Tag: Tri-X 400
What’s on the other side?
Here, a creek in a rather deep ravine, filled with poison oak as well. Keeps the frogs and crayfish safe!
Playgrounds have moved far beyond the galvanized pipes and sand of my childhood. One thing that hasn’t changed is the taste of water from the park drinking fountain – still love it!
Sunbrellas with no one to shelter . . . this is a shot from a dying mall that is under new ownership and new management.
There is a real drive to make this mall work again, but its construction is one of the things working against it. It is open to the sky in the center, which is not the best in an area prone to 90-100F temperatures off and on year round. Hard surfaces reflecting the heat don’t help, either. It is a very nice place to shop – and horribly uncomfortable at high noon.
In order to generate revenue, small businesses are moving in because of reasonable rents that once were so high that only large chain stores could afford them. It is here that I take my film to be processed, that my husband goes to buy grain and beer-making supplies. I hope that more businesses (obviously, there are more than two) move in, as it is a very pleasant place to shop when it is in the 70s.
And even more, I hope they create more covered spaces to get away from the heat – sweltering heat is unpleasant, for humans and business alike.
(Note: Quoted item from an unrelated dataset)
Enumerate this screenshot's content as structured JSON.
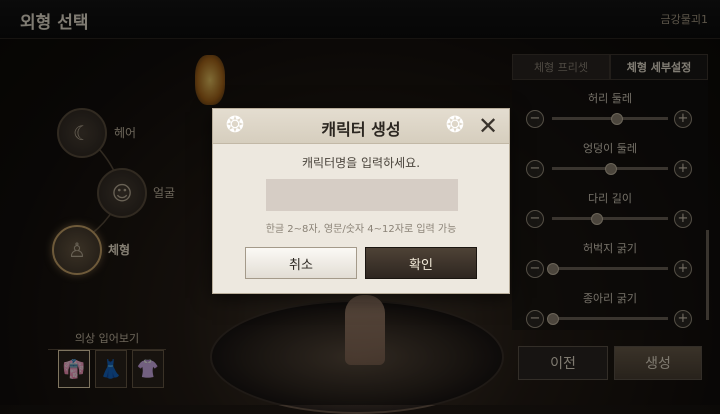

As I was waking around, I heard the clop-clop of hooves, and there he was! This gentleman was kind enough to pose for a photo.
This little knoll is next to a parking lot, but it was so lovely in the light! I always find it amazing how taking something out of context can make it seem very different than it is. I remember a very good example of this when someone who stayed at what looked like a cozy B&B ended up being right in an industrial area – and an ugly one at that – by showing the advertisement and then the reality.
Sometimes the sun is relentless, heat is oppressive, but today, the fear of wind-whipped fires is no joke. In SoCal it has been a dry summer and fires are raging, not just nearby, but up north. We were awakened this morning to phone calls of closing of schools and potential power shut-offs to prevent further fires. The winds could blow sparks and ignite fires miles away. Let us hope things don’t get to the point of being evacuated – which we have been fortunate to avoid thus far over the years – but off I go in a bit to clean up and to begin sorting out what to take. The wind is about 30-70 mph, depending on where you are, but it is strong enough here, and so filled with dust and ash, that all the windows are closed. The wind I so love is now an enemy.